What about the winter? 

Applications tend to open in September and will run through to the beginning of November for seasonal winter jobs in Norway. 

Outside of the cities and in smaller places, such as some of Norway’s most popular ski resorts, contacting the hotels, restaurants and resorts directly via phone or email to enquire about the possibility of applying for a job or any potential vacancies is one of the best bets for securing a job. September and October are usually the best times to start this process as businesses begin planning for the winter ahead.

READ MORE: How to find a winter sports job in Norway

You may need to be flexible when applying for summer jobs

Furthermore, Fossum believes people looking for jobs in Norway next summer should be flexible. 

“Be flexible when it comes to when you can and can’t work. Many jobs are getting more complex, and we need to invest in training for them. Some jobs have training periods early in the summer, at the end of May, or the beginning of June. It’s important that you as a worker can be present for the training. 

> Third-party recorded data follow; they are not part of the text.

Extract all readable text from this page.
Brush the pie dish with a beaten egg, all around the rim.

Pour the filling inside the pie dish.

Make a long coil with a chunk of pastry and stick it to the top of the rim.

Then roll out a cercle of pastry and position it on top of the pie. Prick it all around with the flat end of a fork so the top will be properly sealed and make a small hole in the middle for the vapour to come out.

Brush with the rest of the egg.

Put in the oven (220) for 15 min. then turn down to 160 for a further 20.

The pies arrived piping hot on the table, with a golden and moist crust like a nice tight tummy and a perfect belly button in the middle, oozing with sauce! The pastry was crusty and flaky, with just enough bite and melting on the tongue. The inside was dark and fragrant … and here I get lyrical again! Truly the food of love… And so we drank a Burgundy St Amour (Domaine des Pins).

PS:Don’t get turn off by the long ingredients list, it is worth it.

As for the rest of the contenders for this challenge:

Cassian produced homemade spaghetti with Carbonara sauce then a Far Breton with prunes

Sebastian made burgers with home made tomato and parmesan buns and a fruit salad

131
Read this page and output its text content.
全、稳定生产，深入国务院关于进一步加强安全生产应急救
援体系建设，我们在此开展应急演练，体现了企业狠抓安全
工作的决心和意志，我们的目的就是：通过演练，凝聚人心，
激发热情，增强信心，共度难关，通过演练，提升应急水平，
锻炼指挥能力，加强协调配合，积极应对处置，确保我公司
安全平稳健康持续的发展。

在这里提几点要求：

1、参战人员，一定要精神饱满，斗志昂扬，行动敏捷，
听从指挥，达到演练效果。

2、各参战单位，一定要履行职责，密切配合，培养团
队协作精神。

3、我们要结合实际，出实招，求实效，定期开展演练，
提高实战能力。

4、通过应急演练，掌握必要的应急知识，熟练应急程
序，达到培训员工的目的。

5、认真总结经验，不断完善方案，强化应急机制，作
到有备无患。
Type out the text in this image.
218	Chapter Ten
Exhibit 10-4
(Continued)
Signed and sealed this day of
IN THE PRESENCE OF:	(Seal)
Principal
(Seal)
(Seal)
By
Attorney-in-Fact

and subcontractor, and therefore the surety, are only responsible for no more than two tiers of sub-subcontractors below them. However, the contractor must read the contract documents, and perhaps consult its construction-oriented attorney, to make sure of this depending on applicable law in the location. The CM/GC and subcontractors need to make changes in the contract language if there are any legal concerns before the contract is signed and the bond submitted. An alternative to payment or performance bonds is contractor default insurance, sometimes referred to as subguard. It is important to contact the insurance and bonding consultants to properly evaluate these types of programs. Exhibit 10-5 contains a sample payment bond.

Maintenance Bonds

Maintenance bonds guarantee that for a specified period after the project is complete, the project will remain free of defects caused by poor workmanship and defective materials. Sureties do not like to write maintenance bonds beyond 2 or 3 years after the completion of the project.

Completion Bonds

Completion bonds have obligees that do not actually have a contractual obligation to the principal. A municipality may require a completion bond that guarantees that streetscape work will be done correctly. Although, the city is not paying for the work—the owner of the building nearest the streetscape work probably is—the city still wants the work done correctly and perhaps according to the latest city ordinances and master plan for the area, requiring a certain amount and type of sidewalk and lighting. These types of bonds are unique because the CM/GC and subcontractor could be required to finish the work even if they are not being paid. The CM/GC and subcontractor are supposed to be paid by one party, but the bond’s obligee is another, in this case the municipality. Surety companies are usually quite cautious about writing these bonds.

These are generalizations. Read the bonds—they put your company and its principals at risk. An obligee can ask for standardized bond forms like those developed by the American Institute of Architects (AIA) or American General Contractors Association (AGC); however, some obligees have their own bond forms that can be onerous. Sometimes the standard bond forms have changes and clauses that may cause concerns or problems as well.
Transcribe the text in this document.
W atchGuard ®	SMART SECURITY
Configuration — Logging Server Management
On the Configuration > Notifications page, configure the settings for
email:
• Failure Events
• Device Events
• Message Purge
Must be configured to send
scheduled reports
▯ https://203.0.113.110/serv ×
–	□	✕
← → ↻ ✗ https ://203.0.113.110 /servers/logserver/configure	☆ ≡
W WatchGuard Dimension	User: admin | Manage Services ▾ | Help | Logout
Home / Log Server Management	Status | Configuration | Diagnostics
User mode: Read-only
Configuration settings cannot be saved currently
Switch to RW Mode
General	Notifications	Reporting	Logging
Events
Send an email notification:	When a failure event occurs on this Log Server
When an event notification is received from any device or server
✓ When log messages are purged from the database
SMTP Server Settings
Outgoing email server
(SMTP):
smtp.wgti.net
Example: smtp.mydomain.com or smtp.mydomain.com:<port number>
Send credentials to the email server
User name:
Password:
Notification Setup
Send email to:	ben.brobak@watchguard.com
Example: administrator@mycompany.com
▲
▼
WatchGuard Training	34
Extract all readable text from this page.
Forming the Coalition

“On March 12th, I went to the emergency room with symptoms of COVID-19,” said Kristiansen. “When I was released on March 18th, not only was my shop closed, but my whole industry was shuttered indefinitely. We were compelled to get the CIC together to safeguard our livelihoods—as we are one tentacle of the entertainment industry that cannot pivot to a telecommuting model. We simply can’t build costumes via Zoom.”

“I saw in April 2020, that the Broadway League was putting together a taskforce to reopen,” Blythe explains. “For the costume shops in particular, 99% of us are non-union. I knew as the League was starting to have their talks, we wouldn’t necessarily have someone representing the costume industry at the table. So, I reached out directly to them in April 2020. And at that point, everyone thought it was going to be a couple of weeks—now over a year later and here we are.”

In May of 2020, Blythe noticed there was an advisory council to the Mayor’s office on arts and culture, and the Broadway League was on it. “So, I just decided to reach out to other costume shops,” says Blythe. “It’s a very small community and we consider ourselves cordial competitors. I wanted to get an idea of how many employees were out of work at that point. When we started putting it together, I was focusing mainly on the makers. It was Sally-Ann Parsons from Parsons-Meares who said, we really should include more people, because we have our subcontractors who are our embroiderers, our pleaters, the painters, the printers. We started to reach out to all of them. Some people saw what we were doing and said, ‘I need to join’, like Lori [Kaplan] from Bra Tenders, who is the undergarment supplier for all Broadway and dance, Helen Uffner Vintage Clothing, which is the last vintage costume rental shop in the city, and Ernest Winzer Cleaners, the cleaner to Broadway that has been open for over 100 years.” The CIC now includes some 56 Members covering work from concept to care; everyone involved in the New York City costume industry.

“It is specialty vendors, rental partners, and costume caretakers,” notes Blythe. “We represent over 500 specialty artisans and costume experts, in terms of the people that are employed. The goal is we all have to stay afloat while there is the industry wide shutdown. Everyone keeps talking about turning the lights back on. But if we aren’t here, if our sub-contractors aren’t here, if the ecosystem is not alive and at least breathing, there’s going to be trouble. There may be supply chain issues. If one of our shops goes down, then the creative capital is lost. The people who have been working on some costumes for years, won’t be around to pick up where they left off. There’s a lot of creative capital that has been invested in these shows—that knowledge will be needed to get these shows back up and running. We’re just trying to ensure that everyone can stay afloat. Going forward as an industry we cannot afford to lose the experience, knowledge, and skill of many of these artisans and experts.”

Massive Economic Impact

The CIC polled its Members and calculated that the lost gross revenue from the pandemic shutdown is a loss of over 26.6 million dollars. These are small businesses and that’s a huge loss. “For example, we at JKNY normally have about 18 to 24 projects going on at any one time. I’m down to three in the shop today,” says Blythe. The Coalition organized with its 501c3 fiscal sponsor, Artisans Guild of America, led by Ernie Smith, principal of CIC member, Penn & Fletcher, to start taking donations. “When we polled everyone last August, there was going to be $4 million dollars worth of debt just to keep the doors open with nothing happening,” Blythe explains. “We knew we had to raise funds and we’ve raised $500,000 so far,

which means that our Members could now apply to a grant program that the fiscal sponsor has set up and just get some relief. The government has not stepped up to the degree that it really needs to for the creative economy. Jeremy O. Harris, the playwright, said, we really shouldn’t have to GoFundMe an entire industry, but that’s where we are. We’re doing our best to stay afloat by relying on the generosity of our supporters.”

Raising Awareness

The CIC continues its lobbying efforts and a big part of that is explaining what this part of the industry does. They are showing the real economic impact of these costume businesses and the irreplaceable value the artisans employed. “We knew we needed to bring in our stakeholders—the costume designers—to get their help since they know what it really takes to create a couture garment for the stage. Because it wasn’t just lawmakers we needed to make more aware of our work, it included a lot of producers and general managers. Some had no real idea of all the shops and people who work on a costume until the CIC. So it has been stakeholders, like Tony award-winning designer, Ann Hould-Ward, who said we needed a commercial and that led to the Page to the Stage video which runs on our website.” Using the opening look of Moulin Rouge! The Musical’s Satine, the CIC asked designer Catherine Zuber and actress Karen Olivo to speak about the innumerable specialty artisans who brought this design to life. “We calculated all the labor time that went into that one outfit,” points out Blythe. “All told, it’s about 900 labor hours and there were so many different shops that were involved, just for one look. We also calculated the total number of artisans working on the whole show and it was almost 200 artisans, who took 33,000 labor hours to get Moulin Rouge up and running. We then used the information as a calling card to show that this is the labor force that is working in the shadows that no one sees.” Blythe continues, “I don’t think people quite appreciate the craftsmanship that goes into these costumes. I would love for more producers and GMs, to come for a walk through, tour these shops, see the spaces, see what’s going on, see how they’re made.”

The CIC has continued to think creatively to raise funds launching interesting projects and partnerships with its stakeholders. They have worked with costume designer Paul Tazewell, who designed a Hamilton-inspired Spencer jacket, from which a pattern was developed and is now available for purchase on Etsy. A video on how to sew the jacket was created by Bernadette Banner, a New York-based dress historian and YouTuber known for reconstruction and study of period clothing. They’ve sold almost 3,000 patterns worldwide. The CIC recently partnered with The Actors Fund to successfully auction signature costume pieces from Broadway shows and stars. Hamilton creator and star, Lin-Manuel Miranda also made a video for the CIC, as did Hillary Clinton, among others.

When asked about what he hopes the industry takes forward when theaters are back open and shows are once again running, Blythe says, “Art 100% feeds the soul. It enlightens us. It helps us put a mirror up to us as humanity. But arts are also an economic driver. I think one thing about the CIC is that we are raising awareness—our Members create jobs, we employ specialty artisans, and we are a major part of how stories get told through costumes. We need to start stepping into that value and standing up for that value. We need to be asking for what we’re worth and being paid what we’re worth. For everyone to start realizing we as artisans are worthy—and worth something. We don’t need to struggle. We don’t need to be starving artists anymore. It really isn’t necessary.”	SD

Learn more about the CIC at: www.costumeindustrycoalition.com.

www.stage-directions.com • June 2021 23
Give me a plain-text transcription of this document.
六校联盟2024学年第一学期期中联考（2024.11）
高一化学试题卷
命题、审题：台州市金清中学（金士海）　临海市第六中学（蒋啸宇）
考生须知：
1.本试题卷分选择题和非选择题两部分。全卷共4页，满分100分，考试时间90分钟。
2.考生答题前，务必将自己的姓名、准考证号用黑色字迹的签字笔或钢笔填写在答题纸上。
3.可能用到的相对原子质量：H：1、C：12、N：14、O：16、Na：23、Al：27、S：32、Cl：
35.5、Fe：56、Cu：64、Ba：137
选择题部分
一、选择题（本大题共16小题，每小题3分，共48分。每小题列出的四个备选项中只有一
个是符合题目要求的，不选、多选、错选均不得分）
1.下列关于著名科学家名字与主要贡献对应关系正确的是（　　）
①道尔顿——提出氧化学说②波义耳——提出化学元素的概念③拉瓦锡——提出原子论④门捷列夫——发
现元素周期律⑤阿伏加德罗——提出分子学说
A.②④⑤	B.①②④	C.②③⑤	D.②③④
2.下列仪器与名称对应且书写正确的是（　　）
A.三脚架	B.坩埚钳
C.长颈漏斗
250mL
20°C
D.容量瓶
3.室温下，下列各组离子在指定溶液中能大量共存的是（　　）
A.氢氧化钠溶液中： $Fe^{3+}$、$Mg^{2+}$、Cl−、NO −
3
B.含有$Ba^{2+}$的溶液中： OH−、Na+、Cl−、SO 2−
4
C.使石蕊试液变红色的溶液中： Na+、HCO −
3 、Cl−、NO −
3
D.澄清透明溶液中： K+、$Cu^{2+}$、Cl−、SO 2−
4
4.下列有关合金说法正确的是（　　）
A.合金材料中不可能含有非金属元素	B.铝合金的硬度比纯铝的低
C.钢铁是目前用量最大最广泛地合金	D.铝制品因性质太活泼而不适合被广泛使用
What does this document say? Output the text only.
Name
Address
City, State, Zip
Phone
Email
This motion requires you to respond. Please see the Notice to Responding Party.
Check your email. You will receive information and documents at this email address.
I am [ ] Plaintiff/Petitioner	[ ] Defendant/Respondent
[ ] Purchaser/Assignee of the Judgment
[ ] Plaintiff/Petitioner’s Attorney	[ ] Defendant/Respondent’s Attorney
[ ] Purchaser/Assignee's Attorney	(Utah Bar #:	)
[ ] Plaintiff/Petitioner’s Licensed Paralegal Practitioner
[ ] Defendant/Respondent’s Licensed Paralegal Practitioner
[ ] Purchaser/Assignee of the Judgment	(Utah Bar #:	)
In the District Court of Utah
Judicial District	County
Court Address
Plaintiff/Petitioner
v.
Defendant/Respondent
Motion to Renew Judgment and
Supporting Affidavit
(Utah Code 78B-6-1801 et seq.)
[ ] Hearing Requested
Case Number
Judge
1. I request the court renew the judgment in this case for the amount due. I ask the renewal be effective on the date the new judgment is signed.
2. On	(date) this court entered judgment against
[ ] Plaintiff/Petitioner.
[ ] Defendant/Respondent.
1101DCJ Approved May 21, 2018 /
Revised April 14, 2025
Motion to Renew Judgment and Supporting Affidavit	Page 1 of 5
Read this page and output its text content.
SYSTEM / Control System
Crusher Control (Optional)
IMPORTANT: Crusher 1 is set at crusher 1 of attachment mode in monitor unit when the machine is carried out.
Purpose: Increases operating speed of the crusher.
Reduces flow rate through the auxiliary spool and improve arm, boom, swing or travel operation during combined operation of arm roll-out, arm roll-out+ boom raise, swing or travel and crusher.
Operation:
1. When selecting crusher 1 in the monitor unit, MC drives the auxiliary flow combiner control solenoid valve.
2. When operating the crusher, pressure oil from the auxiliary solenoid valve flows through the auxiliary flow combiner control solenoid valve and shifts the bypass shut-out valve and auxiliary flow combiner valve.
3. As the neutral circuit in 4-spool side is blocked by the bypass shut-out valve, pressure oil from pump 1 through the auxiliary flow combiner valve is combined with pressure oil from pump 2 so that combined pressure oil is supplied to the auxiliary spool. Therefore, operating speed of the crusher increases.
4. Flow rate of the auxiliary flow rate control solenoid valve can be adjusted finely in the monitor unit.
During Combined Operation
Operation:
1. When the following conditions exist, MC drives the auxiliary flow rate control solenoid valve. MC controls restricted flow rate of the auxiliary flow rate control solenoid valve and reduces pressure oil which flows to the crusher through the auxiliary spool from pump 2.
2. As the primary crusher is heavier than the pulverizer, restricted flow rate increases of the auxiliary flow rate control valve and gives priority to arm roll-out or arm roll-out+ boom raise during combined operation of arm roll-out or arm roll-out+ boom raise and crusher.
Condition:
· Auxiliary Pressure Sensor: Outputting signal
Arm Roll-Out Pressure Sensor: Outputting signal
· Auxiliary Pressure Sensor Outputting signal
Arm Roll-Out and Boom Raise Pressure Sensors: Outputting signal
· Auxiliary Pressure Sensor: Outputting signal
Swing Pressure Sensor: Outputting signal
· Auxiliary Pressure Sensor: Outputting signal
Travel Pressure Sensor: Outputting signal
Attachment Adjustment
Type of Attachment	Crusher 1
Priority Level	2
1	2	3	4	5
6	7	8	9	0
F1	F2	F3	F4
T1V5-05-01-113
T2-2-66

“I would also say that people who are able to work the whole summer will get ahead. If you don’t really have to, don’t ask for three weeks of vacation in the middle of summer. That’s a major part of the reason why there’s high labour demand in the summer – companies need people to cover for absent workers. If possible, try to plan a late vacation instead,” Fossum recommends.

Summer job advice for students

If you’re studying in Norway, a relevant summer job could be a precious addition to your CV later on.

“Every student in Norway stands to benefit from a relevant summer job on the side; having that in your CV means a lot later on. It shows you’re more than just a good student – you’re able to work and can be relied upon. So, if you’re studying in Norway, try and find a summer job,” Fossum concluded.